We, Homo Sapiens, are end-animals, so B. (predators) is out of the equation.

Considering that there are spots with higher food density for hunter gatherers, the sweet spots.
Considering we are socially an extended family animal, inhibiting infighting for the sweet spots between closer family members
I think every new sweet spot populated by immigration is a "paradise" until the high food availability is balanced by a high population from growth.
The social-cultural decision of such a tribe is when to expell excess people.
In effect a decision between "how much time to gather how much food" on the one hand, and at which prosperity level does the tribe start to expell people... and/or starts making war on tribes in adjacent sweet spots around them.
Directly: the whole tribe makes war. Or indirectly: only the expelled people make war.
As a side consideration: a higher level of social skills optimises utilisation of the sweet spot, and becomes favorable as evolutionary change driver.

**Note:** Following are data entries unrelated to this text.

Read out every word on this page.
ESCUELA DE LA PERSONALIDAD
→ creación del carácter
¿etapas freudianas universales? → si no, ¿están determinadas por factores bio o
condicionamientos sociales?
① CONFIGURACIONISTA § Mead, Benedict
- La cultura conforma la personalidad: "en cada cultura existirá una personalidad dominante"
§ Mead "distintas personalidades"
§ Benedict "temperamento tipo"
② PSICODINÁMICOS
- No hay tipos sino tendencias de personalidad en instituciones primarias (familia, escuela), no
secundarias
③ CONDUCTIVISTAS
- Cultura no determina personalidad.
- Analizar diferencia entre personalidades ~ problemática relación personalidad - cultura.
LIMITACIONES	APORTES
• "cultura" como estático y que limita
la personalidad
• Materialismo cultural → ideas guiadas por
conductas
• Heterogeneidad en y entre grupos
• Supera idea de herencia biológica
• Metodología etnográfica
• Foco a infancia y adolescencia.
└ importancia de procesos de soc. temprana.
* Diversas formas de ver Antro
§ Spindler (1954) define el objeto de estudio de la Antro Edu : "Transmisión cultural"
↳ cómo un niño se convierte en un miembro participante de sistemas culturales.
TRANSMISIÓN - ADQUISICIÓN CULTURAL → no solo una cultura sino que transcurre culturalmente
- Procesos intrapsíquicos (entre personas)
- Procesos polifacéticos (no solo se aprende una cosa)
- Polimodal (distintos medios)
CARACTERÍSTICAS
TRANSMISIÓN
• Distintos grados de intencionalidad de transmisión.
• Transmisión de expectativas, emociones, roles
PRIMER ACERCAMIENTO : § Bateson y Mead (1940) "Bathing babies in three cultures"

In so far as this reasoning is correct it can lead to these conclusions:
A lower time of foraging for a tribe, at adequate prosperity, is directly inversely coupled to a higher appetite for expelling less close family members & war with far less close family members.
And the social necessities for this behaviour coded by evolution in our social genes and part of our social traditions and culture.
"Paradise" the short duration period, where we do not need to apply this social expelling.
"Paradise" in potential happening every time for some period of time when new techs and civs allow for a higher population density in a given area at an adequate level of prosperity at low foraging time.

We can only break out of this mechanism when we have a culture that allows everyone a "paradise" and is strong enough to handle our genes, especially regarding what we consider as close family members.